Over the last few years Molotov Cocktail and Vodka Bar in Chatsworth Road has gone through several licensing reviews due to police raising concerns about the way it was being run. As a result, new conditions were added to the licence.
But the bar’s operators have now applied for a brand new premises licence, saying the current one is overcomplicated, out of date and does not reflect changes made to its operation.
This was discussed by Worthing Borough Council’s licensing and control sub-committee back in February as Sussex Police had raised concerns about both the absence of some of the old conditions on the proposed new licence and with the appointment of a designated premises supervisor (DPS) facing criminal charges.
David Dadds, a barrister representing the bar’s owners, argued that the police had not produced any primary evidence to suggest why the new licence should not be granted.
He said: “I’m appalled at their behaviour. Once again, I do now know why it is and I can’t put my finger on it, why on earth they keep on doing this to this premises, this poor premises being almost the victim of continual harassment.”

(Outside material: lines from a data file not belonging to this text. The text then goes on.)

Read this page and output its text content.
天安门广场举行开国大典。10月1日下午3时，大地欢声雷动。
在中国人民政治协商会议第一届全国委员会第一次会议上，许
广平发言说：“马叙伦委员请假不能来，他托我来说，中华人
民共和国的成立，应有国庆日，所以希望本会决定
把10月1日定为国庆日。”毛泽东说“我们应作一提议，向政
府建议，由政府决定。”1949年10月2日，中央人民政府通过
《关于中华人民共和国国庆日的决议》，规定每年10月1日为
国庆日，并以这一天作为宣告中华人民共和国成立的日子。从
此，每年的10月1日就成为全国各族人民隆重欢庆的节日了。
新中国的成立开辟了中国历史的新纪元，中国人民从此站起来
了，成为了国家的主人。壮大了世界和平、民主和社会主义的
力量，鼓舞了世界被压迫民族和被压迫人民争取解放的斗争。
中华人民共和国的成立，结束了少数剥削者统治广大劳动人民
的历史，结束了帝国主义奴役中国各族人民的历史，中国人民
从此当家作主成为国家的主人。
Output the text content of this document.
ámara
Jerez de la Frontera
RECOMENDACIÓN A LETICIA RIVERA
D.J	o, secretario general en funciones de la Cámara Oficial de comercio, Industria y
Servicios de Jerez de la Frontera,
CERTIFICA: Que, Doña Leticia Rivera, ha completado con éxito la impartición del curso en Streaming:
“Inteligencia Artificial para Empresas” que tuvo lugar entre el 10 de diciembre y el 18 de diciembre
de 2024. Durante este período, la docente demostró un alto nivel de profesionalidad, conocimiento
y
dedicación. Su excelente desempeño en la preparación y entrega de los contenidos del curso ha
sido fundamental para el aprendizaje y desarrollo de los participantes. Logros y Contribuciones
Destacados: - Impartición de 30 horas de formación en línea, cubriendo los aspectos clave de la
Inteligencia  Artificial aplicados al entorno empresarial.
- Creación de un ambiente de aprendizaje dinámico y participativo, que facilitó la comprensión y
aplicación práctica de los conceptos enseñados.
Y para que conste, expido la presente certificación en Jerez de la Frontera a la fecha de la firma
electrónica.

He quoted Shakespeare’s play Measure for Measure: ‘It is excellent to have a giant’s strength, but it is tyrannous to use it like a giant’, adding: “That’s one of these cases.”
Mr Dadds explained how every review should be dealt with on its own merits and described how two ‘minor’ matters had occurred at the premises in 2018 and two other ‘minor’ incidents in 2019 and another on New Year’s Eve 2020.
He pointed out how the bar was now completely separate from the nightclub a few doors down as this was under different ownership.
He added: “Some of these conditions have been a millstone around their necks which were there because of the nightclub operation.”
Responding to concerns about door staff, he said they would be present at weekends but only on weekdays when risk assessments deemed them necessary.
There were similarly strong words in response from Peter Savill, the barrister representing Sussex Police.
He said: “There is absolutely nothing unlawful in the police’s stance in relation to this application. To suggest otherwise is irrational and unreasonable.”
The police’s position was that historically the licensing authority, which is the council, had imposed conditions and ‘those conditions worked’.
Mr Savill added: “To dismiss the incident in 2019 as minor is wrong, plain wrong. There is a pending prosecution for grevious bodily harm against the DPS and two door supervisors. It is fanciful to suggest that that matter is not a serious matter.”
In response, Mr Dadds described how the country’s justice system operated on the principle of innocent until proven guilty with the case yet to go to trial.
The sub-committee resolved that an amended premises licence be granted as applied for but with the changes to the timings volunteered by the applicant and imposed several extra conditions and amendments.
The committee recommended, but did not impose as a condition, that body worn video cameras are used by door staff.